外国で一時的個人的無目的に暮らすということは

猫と酒とアルジャジーラな日々

「ああここは占領地なのね!」と思うとき

2010-12-18 16:57:30 | パレスチナ
「占領されたパレスチナ」といえど、ここ東エルサレムのオリーブ山での暮らしは平穏無事で、自分からデモなどに出かけない限り、占領の事実をうっかり忘れそうになるほどだが、それでも「ああそうか、ここは占領地だった!」と思い出させる出来事がちらほら起こるのだった。

西岸地区から無許可で侵入した労働者の逮捕
大家さんのアパートに上がりこんで、子供部屋のタンスの衣替えを手伝っていたとき、外が急に騒がしくなった。奥さんが窓を開けてしばらく耳を澄ましたのち、説明してくれたところによると、西岸地区からエルサレムにこっそり入り込んだ無許可の労働者たちが逃げてきて、追いかけてきたイスラエル警察と揉めていたらしい。西岸地区に住むパレスチナ人は、公式な許可証を手に入れなければ、エルサレムやイスラエル領内に入ることができない。でも西岸地区には仕事があまりないので、こうやってこっそり入り込んで闇で働くパレスチナ人労働者は後を絶たないらしい。

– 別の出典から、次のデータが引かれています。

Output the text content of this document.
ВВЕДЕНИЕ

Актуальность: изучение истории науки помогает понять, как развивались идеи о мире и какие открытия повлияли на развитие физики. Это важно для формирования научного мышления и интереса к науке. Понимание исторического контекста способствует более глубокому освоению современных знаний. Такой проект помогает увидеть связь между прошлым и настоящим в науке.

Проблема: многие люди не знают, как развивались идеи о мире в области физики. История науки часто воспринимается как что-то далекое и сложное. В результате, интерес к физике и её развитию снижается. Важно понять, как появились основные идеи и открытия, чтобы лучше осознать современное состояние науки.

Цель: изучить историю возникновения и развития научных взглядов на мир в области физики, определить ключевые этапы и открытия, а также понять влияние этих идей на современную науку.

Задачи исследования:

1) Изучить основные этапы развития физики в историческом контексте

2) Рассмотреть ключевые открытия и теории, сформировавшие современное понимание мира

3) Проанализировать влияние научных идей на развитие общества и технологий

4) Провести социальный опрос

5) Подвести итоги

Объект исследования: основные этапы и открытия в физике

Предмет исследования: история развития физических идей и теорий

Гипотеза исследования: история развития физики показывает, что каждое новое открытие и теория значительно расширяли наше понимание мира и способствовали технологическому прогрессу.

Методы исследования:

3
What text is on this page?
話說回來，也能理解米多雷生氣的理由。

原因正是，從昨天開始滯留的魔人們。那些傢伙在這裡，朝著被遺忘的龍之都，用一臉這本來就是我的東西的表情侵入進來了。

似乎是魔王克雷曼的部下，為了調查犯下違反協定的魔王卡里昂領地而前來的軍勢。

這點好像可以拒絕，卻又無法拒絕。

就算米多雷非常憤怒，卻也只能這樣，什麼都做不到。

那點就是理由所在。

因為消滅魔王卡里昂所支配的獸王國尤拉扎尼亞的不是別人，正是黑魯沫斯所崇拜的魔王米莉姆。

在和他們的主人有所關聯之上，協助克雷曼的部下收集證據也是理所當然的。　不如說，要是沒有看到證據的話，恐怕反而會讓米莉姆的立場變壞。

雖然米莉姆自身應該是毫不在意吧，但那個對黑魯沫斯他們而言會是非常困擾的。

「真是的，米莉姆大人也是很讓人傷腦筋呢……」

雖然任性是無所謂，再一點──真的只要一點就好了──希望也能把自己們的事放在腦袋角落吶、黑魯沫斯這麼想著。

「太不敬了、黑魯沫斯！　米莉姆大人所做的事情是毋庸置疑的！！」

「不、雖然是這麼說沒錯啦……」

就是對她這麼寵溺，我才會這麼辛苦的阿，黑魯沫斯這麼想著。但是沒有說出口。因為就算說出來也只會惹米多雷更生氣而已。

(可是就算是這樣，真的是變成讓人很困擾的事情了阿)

彼らはつかまったら牢屋行きである。
「ここは自分の国なのに!あの人たち自分の国で働いてるのに、許可がないからって逮捕されるのよ!」と奥さんは憤慨している。全くもってその通りである。

火事の原因
パレスチナの新聞(AL-QUDS)に載っていた、小さなローカル記事によると:
先週、西岸地区では火事がウン件発生した(何件だったか数字は忘れちゃった)。その主な原因は、不注意、電気のショート、子供の火遊び、そして入植者の放火、など。

カランディアのチェックポイント
エルサレムとラマッラー(西岸地区の主要都市、エルサレムの北に位置する)の間を行き来する人・車両は、必ずこのチェックポイントを通らないといけないので、この周辺はいつも混雑している。特にラマッラーからエルサレムに向かう場合のチェックが厳しく(西岸地区からの、イスラエルへの玄関なので)、時間がかかるのだ。バスで通る場合、私のような外国人はバスに乗ったままでよく、乗り込んでくる兵隊にパスポートを提示すればいいだけなのだが、パレスチナ人はバスを降りて徒歩で通過し、身分証のチェックを受けないといけない。バスはチェックポイントを越えた地点で待機して、彼らが再び乗り込んでくるのを待つのである。その間バスの運転手はタバコを吸ったりお茶を飲んだりし、私はぼんやりと窓の外を眺めて時間をつぶす。木曜日の夕方は特に混んでいて、この間などラマッラーのバスターミナルを出発して、このチェックポイントを通過して再び出発するまでに2時間かかった。チェックポイントからエルサレムまでは30分。ちなみにエルサレム・ラマッラー間の距離は約15kmである。ラマッラーからエルサレムに通勤・通学しているパレスチナ人は毎日2回ここを通っているのである。これが「占領」のあかしでなくてなんであろうか。

旧市街で発砲するイスラエル兵
ヘロデ門から旧市街に入って、入り組んだ細い路地をしばらく歩いたところに、私の行きつけのインターネット屋さんがある。ゲームする子供たちでいつも騒がしいが、他の店より少し安いのである。ある日、いつものように入り口脇の台に座ってメールを書くのに熱中していたら、間近で不吉な音が聞こえきた。顔を上げておもてを見ると、店の前の路地にイスラエル兵が数人いて、道の前方に向かって発砲しているではないですか!音から察するに実弾ではないようだったが。店の番台のお兄ちゃんは全然動じず、「THIS IS PALESTINE」と言いながら、慌てふためく私に笑いかけ、店の戸を閉めにかかる。でも全面ガラスの引き戸だし、そんなもん閉めたって危険なことに変わりないのでは・・・。別の男の子が、「子供が石を投げたのが原因。これはインティファーダだ。」と説明してくれた。店の奥のほうでは(といっても狭い店なので、たいして奥でもないが)、小学校低学年くらいの小さな男の子が、騒ぎにお構いなしにゲームに熱中している。
しばらくしたら銃声がやんで、兵隊たちは引き上げていった。投石した子供は上手く逃げおおせたのだろうか。だいたい子供が石を投げたくらいでこんな狭い路地で発砲するなんて、非常識にもほどがあるっちゅうねん、危ないやんか!ほんまにありえへん!と心の中で関西弁で毒づきながら、私はメール書きを再開するのだった(念のため奥の台に移ったが)。それにしても、突然の出来事に呆然として写真を撮りそこねた私は、ジャーナリストには一生なれないであろう。